1899

Wang Yihui

Amos Wong

Prominent physician and medical educator.

Wang Yihui was born in 1899. He received his medical degree from St. John’s in Shanghai, training as an intern at Johns Hopkins University hospital in Baltimore and a hospital in New York City. Wang married Dorothy Xu (Xu Delan, Dorothy Huie), the 6th daughter of Xu Qin (Huie Kin) and Louise Van Arnam, in Beijing on December 1, 1928 and had four children together.

They both taught at the Peking Union Medical College (PUMC). He was an assistant professor of obstetrics and gynecology from 1924-34 and advised doctors at other institutions such as the Beiyang Women’s Hospital. Her research focused on the eradication of kala-azar, a disease which, if left untreated, led to death, and which was endemic to rural China north of the Yangtze River.

Wang was the attending physician for Sun Yat-sen, first president of the Republic of China, when he fell ill during negotiations with the northern government in Beijing and was hospitalized at the PUMC hospital. On March 12, 1925 Sun died of liver cancer and Wang’s brother-in-law Zhu Youyu, the PUMC chaplain, led the memorial service.

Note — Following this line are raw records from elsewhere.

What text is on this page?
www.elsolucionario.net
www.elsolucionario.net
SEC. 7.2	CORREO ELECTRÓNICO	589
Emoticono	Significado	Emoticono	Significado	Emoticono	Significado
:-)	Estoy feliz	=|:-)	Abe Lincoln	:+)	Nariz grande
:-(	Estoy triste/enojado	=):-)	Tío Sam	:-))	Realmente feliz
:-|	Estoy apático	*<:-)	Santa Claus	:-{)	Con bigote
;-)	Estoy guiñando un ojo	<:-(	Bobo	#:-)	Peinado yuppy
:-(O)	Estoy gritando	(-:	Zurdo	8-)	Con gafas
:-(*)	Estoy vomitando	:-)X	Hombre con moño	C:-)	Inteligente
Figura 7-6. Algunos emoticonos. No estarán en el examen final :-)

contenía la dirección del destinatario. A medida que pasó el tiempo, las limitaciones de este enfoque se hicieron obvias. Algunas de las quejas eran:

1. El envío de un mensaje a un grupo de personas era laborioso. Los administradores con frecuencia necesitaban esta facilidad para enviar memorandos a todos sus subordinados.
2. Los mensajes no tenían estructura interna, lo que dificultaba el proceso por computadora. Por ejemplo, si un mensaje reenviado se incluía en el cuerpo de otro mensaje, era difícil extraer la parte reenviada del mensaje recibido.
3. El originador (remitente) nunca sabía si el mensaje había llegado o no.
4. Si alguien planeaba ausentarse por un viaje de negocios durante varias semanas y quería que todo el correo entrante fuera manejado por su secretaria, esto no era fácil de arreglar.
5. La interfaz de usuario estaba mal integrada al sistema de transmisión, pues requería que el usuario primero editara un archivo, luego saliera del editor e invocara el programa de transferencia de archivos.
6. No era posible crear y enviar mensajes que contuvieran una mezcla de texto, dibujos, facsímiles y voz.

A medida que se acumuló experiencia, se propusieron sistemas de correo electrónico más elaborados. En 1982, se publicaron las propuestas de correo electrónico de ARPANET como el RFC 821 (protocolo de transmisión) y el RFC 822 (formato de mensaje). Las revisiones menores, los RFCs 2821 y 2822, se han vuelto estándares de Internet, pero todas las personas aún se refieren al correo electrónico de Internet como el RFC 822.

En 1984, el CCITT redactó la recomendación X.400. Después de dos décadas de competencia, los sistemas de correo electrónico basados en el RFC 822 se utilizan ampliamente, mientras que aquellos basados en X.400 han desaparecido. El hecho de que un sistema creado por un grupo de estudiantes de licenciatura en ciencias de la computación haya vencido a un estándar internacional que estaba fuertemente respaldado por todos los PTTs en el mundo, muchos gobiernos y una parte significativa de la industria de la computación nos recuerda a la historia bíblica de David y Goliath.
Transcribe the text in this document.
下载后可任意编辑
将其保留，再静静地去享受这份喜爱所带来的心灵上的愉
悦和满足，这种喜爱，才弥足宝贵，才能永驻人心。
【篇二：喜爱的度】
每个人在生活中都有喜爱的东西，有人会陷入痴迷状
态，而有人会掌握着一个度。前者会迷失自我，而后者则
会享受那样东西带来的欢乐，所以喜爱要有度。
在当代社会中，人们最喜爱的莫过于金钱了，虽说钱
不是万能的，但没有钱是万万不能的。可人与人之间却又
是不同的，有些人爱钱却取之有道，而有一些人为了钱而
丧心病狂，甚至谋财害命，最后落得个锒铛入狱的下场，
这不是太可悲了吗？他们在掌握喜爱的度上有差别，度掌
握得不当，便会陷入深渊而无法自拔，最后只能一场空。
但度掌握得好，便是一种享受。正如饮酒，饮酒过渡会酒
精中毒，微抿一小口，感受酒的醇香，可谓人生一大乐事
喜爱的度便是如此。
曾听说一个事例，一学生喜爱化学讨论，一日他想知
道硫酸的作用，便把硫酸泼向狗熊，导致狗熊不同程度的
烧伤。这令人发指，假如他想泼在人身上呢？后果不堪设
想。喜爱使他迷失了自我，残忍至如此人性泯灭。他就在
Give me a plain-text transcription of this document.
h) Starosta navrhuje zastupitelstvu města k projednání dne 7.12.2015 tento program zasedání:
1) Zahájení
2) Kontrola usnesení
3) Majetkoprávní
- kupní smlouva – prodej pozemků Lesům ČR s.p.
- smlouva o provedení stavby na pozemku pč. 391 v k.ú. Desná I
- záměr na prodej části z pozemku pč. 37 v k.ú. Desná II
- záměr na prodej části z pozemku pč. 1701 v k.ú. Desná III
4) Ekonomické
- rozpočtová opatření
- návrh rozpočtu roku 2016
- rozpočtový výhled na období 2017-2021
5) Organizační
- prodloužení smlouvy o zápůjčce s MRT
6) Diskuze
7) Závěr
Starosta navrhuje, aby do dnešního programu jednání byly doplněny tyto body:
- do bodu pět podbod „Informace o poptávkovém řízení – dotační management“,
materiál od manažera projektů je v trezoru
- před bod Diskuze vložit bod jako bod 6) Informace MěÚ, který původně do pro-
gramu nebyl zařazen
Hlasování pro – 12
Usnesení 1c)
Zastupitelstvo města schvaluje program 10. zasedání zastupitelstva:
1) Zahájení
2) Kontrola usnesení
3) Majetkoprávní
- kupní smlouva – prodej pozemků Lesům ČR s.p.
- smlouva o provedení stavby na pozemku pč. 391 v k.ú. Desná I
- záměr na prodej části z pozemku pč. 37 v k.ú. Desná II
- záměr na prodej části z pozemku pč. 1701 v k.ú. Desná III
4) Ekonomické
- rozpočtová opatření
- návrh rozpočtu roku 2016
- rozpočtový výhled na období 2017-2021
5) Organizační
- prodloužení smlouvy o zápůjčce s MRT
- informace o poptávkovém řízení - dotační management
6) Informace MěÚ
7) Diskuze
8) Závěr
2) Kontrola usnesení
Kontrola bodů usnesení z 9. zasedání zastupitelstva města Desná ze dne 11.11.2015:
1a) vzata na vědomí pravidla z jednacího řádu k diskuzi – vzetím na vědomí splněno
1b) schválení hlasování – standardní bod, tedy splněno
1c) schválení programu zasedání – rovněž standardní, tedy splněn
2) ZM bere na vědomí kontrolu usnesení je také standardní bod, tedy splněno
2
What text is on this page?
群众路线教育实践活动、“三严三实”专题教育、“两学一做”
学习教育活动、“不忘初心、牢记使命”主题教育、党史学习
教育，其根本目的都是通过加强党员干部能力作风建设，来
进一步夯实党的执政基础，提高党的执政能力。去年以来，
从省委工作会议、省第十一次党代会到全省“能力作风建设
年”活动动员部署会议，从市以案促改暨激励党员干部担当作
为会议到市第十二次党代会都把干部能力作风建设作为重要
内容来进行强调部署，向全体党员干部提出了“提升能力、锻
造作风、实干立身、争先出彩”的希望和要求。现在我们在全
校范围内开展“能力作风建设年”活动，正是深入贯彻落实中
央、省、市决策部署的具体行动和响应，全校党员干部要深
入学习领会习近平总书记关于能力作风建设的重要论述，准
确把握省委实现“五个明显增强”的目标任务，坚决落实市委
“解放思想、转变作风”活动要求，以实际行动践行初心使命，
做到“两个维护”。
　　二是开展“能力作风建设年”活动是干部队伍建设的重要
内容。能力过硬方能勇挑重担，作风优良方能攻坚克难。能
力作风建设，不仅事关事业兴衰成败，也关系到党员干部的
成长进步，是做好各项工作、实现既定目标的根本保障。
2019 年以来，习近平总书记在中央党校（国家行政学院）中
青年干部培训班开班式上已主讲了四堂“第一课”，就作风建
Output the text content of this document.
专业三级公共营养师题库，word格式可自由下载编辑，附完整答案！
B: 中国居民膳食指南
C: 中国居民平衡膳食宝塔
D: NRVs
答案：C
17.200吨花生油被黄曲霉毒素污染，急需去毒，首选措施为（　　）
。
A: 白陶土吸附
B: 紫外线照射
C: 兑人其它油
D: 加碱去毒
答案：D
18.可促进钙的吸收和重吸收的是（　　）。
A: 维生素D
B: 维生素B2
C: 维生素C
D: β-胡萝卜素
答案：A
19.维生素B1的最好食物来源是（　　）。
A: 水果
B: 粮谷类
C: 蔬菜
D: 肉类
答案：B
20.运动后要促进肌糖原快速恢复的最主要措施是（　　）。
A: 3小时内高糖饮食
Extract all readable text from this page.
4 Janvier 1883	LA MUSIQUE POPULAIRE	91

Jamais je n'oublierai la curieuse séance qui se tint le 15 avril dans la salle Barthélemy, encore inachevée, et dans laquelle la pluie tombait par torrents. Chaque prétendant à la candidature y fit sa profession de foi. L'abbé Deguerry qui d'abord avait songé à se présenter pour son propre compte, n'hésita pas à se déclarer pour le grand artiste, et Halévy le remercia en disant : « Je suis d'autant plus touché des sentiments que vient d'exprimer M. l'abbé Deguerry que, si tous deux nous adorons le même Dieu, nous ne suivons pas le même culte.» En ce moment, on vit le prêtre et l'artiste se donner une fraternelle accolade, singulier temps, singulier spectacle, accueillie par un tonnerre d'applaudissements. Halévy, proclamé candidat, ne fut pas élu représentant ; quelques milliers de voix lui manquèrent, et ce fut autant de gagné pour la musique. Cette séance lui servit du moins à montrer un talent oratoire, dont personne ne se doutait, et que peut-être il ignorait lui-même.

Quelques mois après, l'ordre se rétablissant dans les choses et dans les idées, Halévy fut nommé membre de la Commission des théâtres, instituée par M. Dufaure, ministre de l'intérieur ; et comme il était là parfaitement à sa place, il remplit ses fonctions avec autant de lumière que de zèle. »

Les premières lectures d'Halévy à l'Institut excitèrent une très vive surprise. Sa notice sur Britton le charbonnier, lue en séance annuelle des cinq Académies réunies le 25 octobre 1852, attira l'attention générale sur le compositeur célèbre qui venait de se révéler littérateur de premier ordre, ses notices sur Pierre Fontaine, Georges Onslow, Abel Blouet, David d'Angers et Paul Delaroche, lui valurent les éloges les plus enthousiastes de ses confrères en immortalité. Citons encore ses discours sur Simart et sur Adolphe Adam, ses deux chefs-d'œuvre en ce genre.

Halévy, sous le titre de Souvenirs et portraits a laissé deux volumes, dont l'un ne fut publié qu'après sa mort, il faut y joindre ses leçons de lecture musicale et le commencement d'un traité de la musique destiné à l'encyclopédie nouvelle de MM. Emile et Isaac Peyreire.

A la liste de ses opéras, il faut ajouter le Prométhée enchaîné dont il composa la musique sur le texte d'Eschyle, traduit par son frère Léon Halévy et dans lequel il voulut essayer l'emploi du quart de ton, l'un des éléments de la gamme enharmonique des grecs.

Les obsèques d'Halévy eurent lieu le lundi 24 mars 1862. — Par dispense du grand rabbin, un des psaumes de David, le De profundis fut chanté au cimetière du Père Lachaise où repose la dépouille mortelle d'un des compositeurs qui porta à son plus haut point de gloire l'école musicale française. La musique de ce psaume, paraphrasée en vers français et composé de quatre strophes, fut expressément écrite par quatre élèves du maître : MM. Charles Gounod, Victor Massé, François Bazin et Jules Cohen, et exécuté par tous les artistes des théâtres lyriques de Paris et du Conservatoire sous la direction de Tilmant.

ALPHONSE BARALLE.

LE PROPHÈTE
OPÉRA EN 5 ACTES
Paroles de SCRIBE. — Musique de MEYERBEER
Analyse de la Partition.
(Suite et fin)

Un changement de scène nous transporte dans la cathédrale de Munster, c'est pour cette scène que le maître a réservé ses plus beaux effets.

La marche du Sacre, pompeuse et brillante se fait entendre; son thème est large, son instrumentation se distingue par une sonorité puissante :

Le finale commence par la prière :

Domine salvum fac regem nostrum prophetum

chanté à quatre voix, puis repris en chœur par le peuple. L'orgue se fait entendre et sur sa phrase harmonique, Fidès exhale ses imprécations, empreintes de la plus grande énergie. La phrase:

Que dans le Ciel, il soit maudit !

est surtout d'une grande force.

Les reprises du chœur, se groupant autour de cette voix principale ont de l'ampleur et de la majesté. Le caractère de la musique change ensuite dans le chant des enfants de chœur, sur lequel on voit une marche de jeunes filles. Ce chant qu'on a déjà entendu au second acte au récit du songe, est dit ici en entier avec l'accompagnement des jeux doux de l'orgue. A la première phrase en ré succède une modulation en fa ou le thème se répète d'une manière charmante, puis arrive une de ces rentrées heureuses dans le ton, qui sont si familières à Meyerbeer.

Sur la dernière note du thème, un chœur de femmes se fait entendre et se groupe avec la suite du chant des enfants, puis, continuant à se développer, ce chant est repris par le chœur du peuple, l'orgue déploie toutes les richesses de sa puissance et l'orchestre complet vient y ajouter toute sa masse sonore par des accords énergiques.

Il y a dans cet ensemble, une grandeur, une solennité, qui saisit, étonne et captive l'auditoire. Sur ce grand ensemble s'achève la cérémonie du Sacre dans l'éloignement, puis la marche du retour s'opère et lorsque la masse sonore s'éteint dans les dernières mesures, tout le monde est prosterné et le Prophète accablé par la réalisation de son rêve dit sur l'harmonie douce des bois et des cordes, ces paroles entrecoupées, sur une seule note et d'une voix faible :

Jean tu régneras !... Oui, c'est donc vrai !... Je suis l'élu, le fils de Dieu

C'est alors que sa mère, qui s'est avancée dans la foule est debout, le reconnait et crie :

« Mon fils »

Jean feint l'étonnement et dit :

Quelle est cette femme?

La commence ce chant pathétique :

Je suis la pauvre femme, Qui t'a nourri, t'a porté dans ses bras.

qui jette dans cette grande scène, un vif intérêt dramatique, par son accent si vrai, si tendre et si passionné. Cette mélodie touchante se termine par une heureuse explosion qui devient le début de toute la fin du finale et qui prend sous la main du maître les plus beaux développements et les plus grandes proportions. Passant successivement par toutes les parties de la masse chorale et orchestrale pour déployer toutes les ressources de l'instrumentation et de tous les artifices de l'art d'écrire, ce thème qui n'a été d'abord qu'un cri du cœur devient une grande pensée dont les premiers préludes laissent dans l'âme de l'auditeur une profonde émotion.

After the Japanese army occupied North China in the early 1930s, the Wangs moved to Shanghai and became affiliated with St. John’s University medical school. Due to the war, the school had to move three times, yet was able to establish a new hospital for wounded or ill refugees. The hospital also supplied volunteer doctors and nurses to work in medical units along the Burma Road. Money for food for patients and staff came from the American Red Cross.

In the summer of 1941, Wang began directing obstetrics at the medical school, which had an enrollment of 125 students. Dorothy, meanwhile, taught microbiology at St. John’s from 1943-44.

After the couple was legally separated, Wang continued to work in hospitals in Shanghai and then in Xian, where he died. Dorothy Xu moved to the United States, where she died in Colorado Springs in 1999.

Sources

  • Stacey Bieler, “The Xu Family: A Legacy of Service,” in Salt and Light: More Lives of Faith That Shaped Modern China, edited by Carol Lee Hamrin with Stacey Bieler, 103-4.